At a horse-race that came off that year in San Francisco, we hear of the Señoritas as freely backing their favorite nags with United States money, though how it came into their possession, as a contemporary satirist remarked, “is matter of surmise only.” This species of woman is portrayed by Bret Harte in the passionate Teresa, who met her fate, in a double sense, in The Carquinez Woods, finding there both a lover and her death. The Spanish woman of good family is represented by Doña Rosita in The Argonauts of North Liberty, by Enriquez Saltello’s charming sister, Consuelo, and by Concepcion,[62] the beautiful daughter of the Commandante, who, after the death of her lover, the Russian Envoy, took the veil, and died a nun at Benicia.

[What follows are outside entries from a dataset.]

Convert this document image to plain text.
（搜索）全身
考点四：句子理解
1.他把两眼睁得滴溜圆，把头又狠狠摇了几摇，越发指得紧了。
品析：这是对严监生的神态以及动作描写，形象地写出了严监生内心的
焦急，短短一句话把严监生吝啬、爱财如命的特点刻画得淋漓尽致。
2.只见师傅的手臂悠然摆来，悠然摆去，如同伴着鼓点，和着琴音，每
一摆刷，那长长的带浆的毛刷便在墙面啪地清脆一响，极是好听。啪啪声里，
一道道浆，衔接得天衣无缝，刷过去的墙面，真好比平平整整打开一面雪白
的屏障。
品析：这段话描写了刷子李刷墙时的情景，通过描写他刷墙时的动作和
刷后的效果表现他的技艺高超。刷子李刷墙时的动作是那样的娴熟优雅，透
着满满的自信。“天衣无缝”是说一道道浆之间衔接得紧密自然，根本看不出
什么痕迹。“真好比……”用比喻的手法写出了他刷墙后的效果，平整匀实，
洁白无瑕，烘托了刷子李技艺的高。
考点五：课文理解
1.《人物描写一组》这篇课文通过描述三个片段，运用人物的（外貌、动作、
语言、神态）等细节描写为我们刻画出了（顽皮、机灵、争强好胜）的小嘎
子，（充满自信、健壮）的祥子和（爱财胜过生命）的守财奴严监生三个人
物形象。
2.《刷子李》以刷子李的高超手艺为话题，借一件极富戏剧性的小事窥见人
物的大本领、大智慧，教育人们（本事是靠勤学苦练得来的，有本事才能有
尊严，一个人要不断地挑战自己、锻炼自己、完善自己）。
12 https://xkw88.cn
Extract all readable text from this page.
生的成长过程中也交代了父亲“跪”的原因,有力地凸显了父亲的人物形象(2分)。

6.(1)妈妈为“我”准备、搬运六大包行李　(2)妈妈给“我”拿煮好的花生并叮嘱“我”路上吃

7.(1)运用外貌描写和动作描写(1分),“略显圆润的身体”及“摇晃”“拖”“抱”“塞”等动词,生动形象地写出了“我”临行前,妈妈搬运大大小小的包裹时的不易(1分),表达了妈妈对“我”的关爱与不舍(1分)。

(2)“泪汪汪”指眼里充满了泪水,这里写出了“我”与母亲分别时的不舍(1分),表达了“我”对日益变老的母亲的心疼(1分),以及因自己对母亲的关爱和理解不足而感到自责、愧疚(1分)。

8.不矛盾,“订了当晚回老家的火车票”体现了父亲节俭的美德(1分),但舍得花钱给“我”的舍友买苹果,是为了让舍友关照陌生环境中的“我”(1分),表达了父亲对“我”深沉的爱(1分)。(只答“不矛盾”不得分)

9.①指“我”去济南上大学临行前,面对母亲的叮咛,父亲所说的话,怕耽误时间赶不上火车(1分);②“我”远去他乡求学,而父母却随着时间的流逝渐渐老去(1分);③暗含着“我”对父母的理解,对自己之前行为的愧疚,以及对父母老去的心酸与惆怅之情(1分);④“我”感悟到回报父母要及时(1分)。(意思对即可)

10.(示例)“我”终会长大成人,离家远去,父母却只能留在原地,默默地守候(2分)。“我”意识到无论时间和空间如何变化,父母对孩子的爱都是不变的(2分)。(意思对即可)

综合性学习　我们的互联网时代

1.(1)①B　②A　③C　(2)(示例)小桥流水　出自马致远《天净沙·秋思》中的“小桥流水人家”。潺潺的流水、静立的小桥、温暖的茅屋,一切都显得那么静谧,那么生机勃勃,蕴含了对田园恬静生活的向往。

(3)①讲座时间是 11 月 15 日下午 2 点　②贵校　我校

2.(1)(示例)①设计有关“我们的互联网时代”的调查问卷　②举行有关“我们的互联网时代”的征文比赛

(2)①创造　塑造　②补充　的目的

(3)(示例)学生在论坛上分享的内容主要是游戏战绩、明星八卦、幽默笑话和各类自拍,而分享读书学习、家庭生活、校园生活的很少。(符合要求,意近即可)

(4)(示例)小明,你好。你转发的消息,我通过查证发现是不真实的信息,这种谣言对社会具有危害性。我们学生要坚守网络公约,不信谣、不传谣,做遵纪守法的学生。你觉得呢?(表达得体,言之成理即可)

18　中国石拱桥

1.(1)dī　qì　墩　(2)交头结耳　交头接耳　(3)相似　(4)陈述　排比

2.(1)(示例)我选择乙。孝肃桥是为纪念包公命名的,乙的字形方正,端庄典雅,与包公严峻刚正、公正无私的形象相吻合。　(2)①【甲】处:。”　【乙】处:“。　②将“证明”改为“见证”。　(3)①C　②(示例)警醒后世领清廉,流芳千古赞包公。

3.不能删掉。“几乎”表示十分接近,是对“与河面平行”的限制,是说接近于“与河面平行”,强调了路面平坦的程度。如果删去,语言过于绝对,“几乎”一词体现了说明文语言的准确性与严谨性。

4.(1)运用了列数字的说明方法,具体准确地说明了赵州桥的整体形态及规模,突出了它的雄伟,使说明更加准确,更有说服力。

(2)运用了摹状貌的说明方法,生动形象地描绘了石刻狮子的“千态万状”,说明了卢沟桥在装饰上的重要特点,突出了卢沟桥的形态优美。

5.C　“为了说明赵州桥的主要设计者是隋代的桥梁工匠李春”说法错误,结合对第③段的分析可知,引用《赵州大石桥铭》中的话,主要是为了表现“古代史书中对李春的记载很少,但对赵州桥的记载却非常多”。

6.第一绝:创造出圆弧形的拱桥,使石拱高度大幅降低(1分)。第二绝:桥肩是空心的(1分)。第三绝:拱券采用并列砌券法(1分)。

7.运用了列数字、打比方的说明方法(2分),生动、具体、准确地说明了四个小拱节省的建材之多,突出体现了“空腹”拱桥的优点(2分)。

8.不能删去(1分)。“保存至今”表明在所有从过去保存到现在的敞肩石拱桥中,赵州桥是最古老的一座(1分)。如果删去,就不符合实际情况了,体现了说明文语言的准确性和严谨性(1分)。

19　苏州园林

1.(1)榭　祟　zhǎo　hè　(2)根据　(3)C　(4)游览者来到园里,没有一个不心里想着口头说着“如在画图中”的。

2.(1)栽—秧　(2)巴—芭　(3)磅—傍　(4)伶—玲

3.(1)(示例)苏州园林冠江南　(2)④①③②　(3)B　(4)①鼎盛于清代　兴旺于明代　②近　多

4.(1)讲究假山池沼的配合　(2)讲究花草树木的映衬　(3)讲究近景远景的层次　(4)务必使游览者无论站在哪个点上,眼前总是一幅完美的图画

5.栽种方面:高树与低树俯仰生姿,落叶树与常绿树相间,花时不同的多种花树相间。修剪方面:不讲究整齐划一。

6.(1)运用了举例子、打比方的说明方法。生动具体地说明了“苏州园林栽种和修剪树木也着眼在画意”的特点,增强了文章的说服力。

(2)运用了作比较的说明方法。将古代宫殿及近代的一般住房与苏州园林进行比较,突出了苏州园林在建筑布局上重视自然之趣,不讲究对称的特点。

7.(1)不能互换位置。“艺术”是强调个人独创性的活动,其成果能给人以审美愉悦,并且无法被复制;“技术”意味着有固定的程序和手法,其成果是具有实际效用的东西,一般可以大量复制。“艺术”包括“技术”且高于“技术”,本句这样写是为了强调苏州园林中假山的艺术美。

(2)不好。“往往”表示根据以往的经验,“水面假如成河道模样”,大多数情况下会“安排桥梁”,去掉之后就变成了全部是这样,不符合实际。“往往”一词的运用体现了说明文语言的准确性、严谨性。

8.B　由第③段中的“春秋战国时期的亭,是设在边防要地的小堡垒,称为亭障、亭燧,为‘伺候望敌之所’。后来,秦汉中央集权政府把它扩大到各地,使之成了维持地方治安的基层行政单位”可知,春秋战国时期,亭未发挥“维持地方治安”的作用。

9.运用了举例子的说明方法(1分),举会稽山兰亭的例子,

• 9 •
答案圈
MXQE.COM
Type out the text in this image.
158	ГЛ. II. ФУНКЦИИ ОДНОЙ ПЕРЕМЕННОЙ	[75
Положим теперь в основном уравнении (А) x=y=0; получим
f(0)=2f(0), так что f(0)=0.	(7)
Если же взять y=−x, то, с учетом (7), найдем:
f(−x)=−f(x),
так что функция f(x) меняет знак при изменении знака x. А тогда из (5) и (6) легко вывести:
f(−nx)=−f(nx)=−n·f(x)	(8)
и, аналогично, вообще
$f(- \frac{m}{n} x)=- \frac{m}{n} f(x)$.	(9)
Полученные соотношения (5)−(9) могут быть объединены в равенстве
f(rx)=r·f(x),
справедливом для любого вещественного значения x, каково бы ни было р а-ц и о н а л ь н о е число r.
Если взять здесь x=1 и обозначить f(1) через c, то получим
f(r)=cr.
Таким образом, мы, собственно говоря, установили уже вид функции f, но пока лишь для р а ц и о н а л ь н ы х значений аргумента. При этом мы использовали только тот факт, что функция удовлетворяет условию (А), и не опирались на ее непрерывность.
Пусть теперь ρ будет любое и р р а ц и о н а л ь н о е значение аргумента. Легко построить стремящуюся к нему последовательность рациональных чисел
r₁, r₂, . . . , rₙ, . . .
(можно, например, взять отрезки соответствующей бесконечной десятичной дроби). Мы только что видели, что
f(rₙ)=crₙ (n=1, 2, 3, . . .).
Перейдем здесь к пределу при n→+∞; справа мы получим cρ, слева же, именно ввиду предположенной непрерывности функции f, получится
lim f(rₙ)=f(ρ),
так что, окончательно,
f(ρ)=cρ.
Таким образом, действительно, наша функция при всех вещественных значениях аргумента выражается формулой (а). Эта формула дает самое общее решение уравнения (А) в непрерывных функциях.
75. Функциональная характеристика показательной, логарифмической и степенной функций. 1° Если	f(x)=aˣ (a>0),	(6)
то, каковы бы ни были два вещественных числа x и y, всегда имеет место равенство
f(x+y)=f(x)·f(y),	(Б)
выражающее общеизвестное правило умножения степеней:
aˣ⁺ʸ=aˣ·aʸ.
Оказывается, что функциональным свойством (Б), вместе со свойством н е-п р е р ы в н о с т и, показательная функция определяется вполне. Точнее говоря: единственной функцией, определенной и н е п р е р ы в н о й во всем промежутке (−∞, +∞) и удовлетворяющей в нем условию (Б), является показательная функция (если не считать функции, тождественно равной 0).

Even before the discovery of gold a few Americans had married into leading Spanish families of Los Angeles, Santa Barbara, Monterey and Sonoma. The first house erected on the spot which afterward became San Francisco was built in 1836 by Jacob P. Leese, an American who had married a sister of General Vallejo. It was finished July 3, and on the following day was “dedicated to the cause of freedom.”

There is something of great interest in the union of races so diverse, and Bret Harte has touched upon this aspect of California life in the character of that unique heroine, Maruja. “‘Hush, she’s looking.’ She had indeed lifted her eyes toward the window. They were beautiful eyes, and charged with something more than their own beauty. With a deep, brunette setting, even to the darkened cornea, the pupils were blue as the sky above them. But they were lit with another intelligence. The soul of the Salem whaler looked out of the passion-darkened orbits of the mother, and was resistless.”

Chapter and verse can always be given to confirm Bret Harte’s account of California life, and even Maruja can be authenticated. A Lieutenant in the United States Navy, who visited the Coast in 1846, gave this description of the reigning belle of California: “Her father was an Englishman, her mother a Spanish lady. She was brunette, with an oval face, magnificent grey eyes, the corners of her mouth slightly curved downward, so as to give a proud and haughty expression to the face. She was tall, graceful, well-shaped, with small feet and hands, a dead shot, an accomplished rider, and amiable withal. I never saw a more patrician style of beauty and native elegance.”[63]

California was always the land of romance, and Bret Harte in his poems and stories touched upon its whole history from the beginning. Even the visit of Sir Francis Drake in 1578 was not overlooked. In The Mermaid of Light-House Point, Bret Harte quotes a footnote, perhaps imaginary, from an account of Drake’s travels, as follows: “The admiral seems to have lost several of his crew by desertion, who were supposed to have perished miserably by starvation in the inhospitable interior or by the hands of savages. But later voyagers have suggested that the deserters married Indian wives, and there is a legend that a hundred years later a singular race of half-breeds, bearing unmistakable Anglo-Saxon characteristics, was found in that locality.”

This was the origin of the blue-eyed and light-haired mermaid of the story; and it is only fair to add that the tradition of which the author speaks was current among the Nicasio Indians who inhabited the valley of that name, about fifteen miles eastward of Drake’s Bay.

Among the women who first arrived from the East by sea, there were many of easy virtue; but even these women—and here is disclosed a wonderful compliment to the sex—were held by observing Pioneers to have an elevating influence upon the men. “The bad women,” says one careful historian, “have improved the morals of the community. They have banished much barbarism, softened many hard hearts, and given a gentleness to the men which they did not have before.”[64]